Without a doubt the most controversial woman in Hungarian history is Elizabeth Bathory. Her name has become synonymous with mass murder. It is claimed that she was the single most prolific female serial killer in history. Whether this is true or not will almost certainly never be known.
Products of Exaggeration
A veritable mountain of evidence was given against Bathory by many different witnesses testifying at the trials of her closest associates. Much of this evidence is open to doubt, since it was either given under duress or may have been the product of score settling. One witness purported that the “Countess” murdered 650 young females. The next closest estimate from a witness was eighty. It was also alleged that the pathologically vain Bathory would bathe in the blood of virgins in order to preserve her youthful beauty. Bathory’s crimes tend towards exaggeration. This was not only done by contemporaries, but also is a hallmark of her legacy as a cultural phenomenon. Bathory and her violent legacy sells. Whatever the truth, it is pretty obvious that Elizabeth Bathory was involved in some level of macabre activities.
A reassessment by some historians has taken place of late. It casts Bathory as a victim of the powers that be. After her husband, the legendary Black Knight, Ferenc Nadasdy, died in 1604, Bathory was besieged by powerful forces. At the time of her husband’s death Bathory was wealthier in land and financial resources than the Habsburg King, Matthias II. The Hungarian Palatine (akin to a Prime Minister) at the time, Gyorgy Thurzo is thought to have been working with the king to wrest away the wealth and lands of Elizabeth Bathory coveted by the crown. The fact that she was a woman in an overwhelmingly male dominated society only exacerbated her problems.
Bathory’s guilt has been heavily scrutinized since she was not allowed to defend herself in court. If she had taken the stand in her own defense it would have created a greater scandal than that which her behavior had already caused. It was not just her behavior that would have been on trial, but also the aristocracy. For such reasons, it has to be asked was Elizabeth Bathory also a victim? It really depends upon the use or abuse of historical evidence, as well as the lack of such evidence. The recent reassessment of Bathory has lent an air of mystery and ambiguity to her legacy. The fact that there are more questions than answers has only served to heighten interest in her case. The picture that emerges of her guilt and/or innocence is seriously flawed.
Speaking of pictures, that brings me to my recent visit to Nadasdy Castle in the village of Nadasdladany in western Hungary. This castle, though the namesake of her husband’s family, was not built until almost two hundred years after both Ferenc Nadasdy and Elizabeth Bathory died. Nonetheless, large scale portraits of both husband and wife, along with other leading members of the family, decorate the walls of the Castle’s Hall of the Ancients.
Prominently placed on one of the walls is a large scale portrait of Lady Bathory. This picture is the standard one that is often shown for her. The most striking thing about this portrait, is not the Countess’ visage, posture or stare.
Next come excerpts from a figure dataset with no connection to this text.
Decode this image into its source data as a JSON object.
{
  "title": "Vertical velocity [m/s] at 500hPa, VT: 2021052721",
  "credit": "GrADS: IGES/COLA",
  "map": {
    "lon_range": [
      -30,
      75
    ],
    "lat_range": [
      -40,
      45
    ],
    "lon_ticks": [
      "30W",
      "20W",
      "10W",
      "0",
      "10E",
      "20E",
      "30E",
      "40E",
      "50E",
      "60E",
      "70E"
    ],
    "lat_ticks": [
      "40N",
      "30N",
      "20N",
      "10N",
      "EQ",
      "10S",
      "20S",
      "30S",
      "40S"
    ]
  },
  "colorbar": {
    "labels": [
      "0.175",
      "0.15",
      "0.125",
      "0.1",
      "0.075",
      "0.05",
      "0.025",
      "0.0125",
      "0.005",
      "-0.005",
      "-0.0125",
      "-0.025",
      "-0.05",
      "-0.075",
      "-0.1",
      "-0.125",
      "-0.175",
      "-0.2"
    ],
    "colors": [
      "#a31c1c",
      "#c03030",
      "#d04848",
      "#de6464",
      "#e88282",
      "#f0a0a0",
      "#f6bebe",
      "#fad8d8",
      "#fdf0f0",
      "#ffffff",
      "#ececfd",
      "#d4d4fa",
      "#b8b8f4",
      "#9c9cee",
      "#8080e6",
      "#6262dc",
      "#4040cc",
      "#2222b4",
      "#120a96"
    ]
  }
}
Instead the most appealing and revealing aspect is that we do not know for sure whether this portrait is a copy of the original said to have been done in 1585. Is the portrait true to the original or is it a distortion? In other words, we have no idea how much this copy deviates from the original.
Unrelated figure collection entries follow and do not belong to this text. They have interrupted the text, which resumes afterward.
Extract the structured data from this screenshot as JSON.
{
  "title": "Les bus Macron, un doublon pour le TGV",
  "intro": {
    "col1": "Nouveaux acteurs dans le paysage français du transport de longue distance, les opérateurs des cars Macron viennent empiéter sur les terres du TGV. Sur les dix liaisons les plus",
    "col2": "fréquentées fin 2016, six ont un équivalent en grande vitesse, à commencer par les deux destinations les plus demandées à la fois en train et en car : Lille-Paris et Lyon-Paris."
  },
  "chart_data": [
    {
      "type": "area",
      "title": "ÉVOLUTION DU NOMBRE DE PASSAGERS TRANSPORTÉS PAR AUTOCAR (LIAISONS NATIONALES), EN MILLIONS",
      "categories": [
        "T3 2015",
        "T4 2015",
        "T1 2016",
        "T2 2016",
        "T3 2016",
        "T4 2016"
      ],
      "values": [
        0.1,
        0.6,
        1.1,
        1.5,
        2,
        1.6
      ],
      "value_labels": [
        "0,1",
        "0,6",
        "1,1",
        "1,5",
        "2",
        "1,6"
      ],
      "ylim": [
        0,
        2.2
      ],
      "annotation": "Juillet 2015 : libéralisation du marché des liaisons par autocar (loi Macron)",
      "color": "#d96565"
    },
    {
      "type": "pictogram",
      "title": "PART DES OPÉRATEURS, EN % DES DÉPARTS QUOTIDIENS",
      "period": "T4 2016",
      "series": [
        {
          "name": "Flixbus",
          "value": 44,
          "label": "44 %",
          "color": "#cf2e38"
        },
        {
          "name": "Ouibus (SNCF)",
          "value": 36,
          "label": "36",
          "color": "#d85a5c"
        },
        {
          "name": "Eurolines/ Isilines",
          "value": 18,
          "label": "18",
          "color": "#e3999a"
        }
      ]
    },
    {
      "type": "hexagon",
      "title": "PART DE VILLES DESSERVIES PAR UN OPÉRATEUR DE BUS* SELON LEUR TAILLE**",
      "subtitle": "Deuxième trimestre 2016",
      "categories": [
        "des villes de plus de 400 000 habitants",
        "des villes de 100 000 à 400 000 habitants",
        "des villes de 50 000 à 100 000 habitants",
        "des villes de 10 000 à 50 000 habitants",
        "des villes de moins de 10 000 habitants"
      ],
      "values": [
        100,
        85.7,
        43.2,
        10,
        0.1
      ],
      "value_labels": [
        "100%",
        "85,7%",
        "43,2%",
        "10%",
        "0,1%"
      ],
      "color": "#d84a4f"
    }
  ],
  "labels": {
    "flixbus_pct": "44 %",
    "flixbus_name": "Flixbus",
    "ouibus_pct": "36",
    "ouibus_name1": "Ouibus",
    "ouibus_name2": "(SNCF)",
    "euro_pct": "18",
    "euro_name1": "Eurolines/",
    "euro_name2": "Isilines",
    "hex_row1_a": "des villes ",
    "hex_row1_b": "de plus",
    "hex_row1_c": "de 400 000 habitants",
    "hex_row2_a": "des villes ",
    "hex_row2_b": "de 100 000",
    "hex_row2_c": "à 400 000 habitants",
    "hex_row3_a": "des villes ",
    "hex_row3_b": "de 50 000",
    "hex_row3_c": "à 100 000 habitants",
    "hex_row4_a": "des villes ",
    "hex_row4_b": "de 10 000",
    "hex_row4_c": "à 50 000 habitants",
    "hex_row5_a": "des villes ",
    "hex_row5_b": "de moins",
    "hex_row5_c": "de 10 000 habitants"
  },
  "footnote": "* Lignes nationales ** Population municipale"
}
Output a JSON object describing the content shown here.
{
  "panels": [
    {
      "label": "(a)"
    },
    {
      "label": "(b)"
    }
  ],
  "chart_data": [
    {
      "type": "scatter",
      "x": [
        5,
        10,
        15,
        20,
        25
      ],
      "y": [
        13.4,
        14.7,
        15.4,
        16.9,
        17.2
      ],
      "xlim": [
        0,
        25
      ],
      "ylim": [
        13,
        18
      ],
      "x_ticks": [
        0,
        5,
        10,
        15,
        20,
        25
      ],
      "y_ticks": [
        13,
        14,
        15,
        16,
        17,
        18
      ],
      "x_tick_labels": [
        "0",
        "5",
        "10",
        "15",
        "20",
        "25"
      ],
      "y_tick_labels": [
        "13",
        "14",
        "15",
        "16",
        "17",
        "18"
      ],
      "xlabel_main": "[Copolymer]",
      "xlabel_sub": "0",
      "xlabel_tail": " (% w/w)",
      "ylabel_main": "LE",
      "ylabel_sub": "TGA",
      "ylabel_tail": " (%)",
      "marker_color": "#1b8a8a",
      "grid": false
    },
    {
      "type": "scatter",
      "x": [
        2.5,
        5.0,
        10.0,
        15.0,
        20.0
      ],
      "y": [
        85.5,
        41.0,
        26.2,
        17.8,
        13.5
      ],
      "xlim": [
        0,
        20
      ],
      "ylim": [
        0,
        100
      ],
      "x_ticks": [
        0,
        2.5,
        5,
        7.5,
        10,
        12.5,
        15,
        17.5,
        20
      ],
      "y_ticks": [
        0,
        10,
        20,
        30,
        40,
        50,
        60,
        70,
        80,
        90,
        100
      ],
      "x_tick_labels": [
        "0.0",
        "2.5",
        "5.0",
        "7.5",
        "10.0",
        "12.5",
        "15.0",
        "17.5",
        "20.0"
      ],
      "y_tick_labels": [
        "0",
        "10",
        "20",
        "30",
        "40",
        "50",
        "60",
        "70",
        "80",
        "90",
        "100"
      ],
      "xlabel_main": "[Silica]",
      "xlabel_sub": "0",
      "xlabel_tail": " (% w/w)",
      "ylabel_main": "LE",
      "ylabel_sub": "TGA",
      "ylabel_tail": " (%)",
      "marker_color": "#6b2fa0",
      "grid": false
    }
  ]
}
Anything We Want Her To Be
Why does this matter? The portrait, whether a true representation or pale imitation is a microcosm of the mystery surrounding the Bathory story. Everything we know about Elizabeth Bathory is tainted by legend or her terribly dark legacy. Is there anything that can be said for sure? All the evidence of her life, her looks and her deeds is highly questionable and open to interpretation. Perhaps that is the enduring allure of her fame, more so than any acts of violence. Elizabeth Bathory can be almost anything one wants her to be. To a Slovak she is that “Hungarian whore” who murdered innocent young Slovak girls. This interpretation serves nationalist instincts. To feminists, she is a persecuted woman, done in by men who wanted to secure the existing social hierarchy. If we are Hungarian, than she is one of us, perhaps deeply flawed, but part and parcel of a Hungary that willfully resisted both Turkish and Habsburg encroachment for centuries on end. This interpretation also serves the cause of nationalism. And so it goes on. A vampire or a victim depending upon the self-interest involved.
In all these iterations notice the “is” trumps the “was.” Elizabeth Bathory is physically be a dead “was” but to the world today she “is.” All the revisions and reinterpretations keep her alive and current. She is ever present and will continue to be, because the truth about her can never really be known. The best we can hope for is an approximation, much like her picture in the Hall of the Ancients, it is her to a greater or less degree. We will never really be sure. That makes her story all the more fascinating. Elizabeth Bathory is whatever we want her to be. And what we want her to be, might just be the opposite of the truth.